Stephens Co. Commission Approves Mill Rate Increase
Stephens County Commissioners sign off on a millage rate increase.
Tuesday, county commissioners voted 4 to 1 on a 2.34 mill increase in the county government’s millage rate, taking it from 11.32 to 13.66 mills.
Commissioners Dean Scarborough, Michelle Grafton, Dennis Bell, and Debbie Whitlock all voted in favor of the increase.
Scarborough said for him, it was an extremely tough decision.
“As you know, I voted against the budget last year,” said Scarborough. “I looked at the budget this year. We spent many hours looking at the budget and to fund the county operation that we have to fund, that the citizens need us to fund and want us to fund, at this time, with the digest shrinkage that occurred, the revenue was not there without a millage rate increase.”
Commissioner Stanley London voted against the millage rate increase.
London said that he still feels that the county is asking too much of taxpayers.
“When I took this position, I felt like our government should be controlled by the economy,” said London. “If our economy goes down, our government should follow suit. The household incomes are not justified by how they can recoup this money. Our prices are going to go up in any industry to justify the increase in our taxes. It is a no-brainer. Rental property rates are going to go up. (Prices of) products in Stephens County are going to go up. We are just killing ourselves, shooting ourselves in the foot, if we think larger government is the way to do it. It is not.”

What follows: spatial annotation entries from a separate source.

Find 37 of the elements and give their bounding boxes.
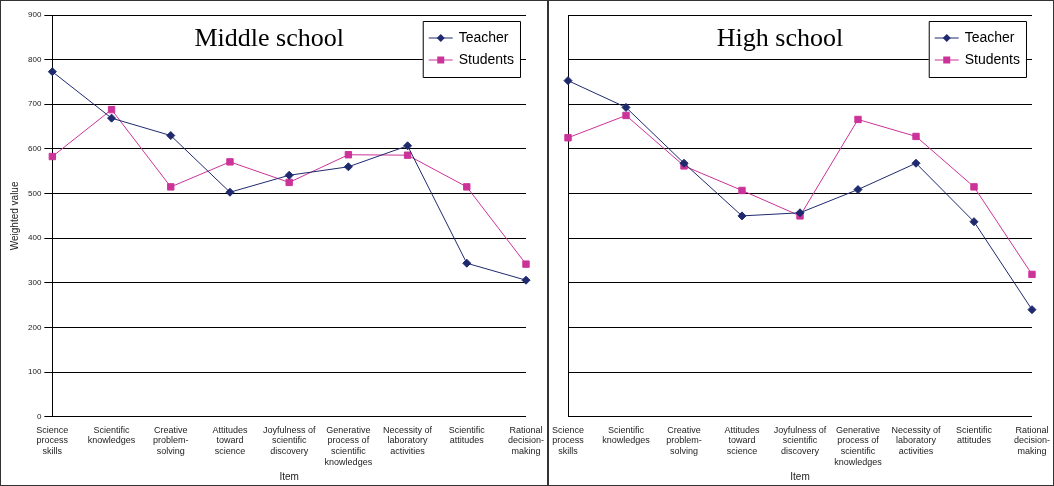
x-axis-title: Item	[279, 470, 299, 482]
x-tick-label: Attitudes toward science	[212, 424, 248, 457]
chart-title: High school	[716, 22, 844, 52]
y-tick-label: 300	[27, 278, 42, 288]
chart-title: Middle school	[194, 22, 344, 52]
y-tick-label: 500	[27, 188, 42, 198]
y-tick-label: 400	[27, 233, 42, 243]
x-tick-label: Rational decision-making	[1013, 424, 1051, 457]
x-tick-label: Joyfulness of scientific discovery	[262, 424, 316, 457]
x-tick-label: Attitudes toward science	[724, 424, 761, 457]
y-tick-label: 600	[27, 144, 42, 154]
y-tick-label: 100	[27, 367, 42, 377]
x-tick-label: Scientific knowledges	[87, 424, 136, 446]
y-tick-label: 900	[27, 10, 42, 20]
x-tick-label: Science process skills	[551, 424, 585, 457]
x-tick-label: Science process skills	[36, 424, 69, 457]
x-tick-label: Creative problem-solving	[153, 424, 189, 457]
x-tick-label: Scientific attitudes	[955, 424, 993, 446]
y-tick-label: 800	[27, 54, 42, 64]
x-tick-label: Rational decision-making	[507, 424, 545, 457]
legend-label: Students	[458, 50, 514, 67]
y-tick-label: 0	[36, 412, 42, 421]
legend-label: Teacher	[458, 28, 509, 45]
x-tick-label: Generative process of scientific knowledges	[834, 424, 883, 468]
x-tick-label: Scientific attitudes	[448, 424, 486, 446]
x-axis-title: Item	[790, 470, 810, 482]
x-tick-label: Generative process of scientific knowledges	[324, 424, 373, 468]
y-axis-title: Weighted value	[8, 181, 20, 251]
y-tick-label: 700	[27, 99, 42, 109]
x-tick-label: Scientific knowledges	[602, 424, 651, 446]
y-tick-label: 200	[27, 322, 42, 332]
x-tick-label: Necessity of laboratory activities	[891, 424, 941, 457]
legend-label: Teacher	[964, 28, 1015, 45]
legend-label: Students	[964, 50, 1020, 67]
x-tick-label: Creative problem-solving	[666, 424, 702, 457]
x-tick-label: Joyfulness of scientific discovery	[773, 424, 827, 457]
x-tick-label: Necessity of laboratory activities	[383, 424, 433, 457]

The county’s 2.34 mill increase is .51 mills less than the original 2.85 mill increase that was proposed.
Commissioners reduced the increase after meeting last Thursday and cutting an additional $319,000 or so from the county’s Fiscal Year 2015 budget.
Also on Tuesday, county commissioners approved the school system’s millage rate of 20 mills, as set by the Stephens County Board of Education, by a vote of 4 to 1.
Stephens County Attorney Brian Ranck said the county commission’s approval of the school millage is required by state law.
“Generally speaking the role of the county commission is to call for the levy,” said Ranck. “The school board itself sets their millage. The county commission has no input in setting the millage or determining what the school taxes are going to be.”
According to Ranck, only the county commission has the authority to levy a tax.
Commissioners London, Scarborough, Grafton, and Whitlock voted to approve the school system’s rate.
Meanwhile, Commissioner Bell voted against it.
Bell said he cannot support it, even if it is a formality.
“It is an administerial thing, like a rubber stamp,” said Bell. “Well, I am not a rubber stamp for the state of Georgia or any federal government.”
Bell said he does not feel the school board should raise its millage rate without completing a full investigation and providing the county answers as to how it ended up in a multi-million dollar shortfall.
He also said he wants to know why it is taking so long to get those answers.
Combining the county government’s 2.34 mill increase and the school system’s 1.6 mill increase, someone in a $100,000 home with no exemptions will see an increase of about $157.60 in their combined county and school taxes this coming year.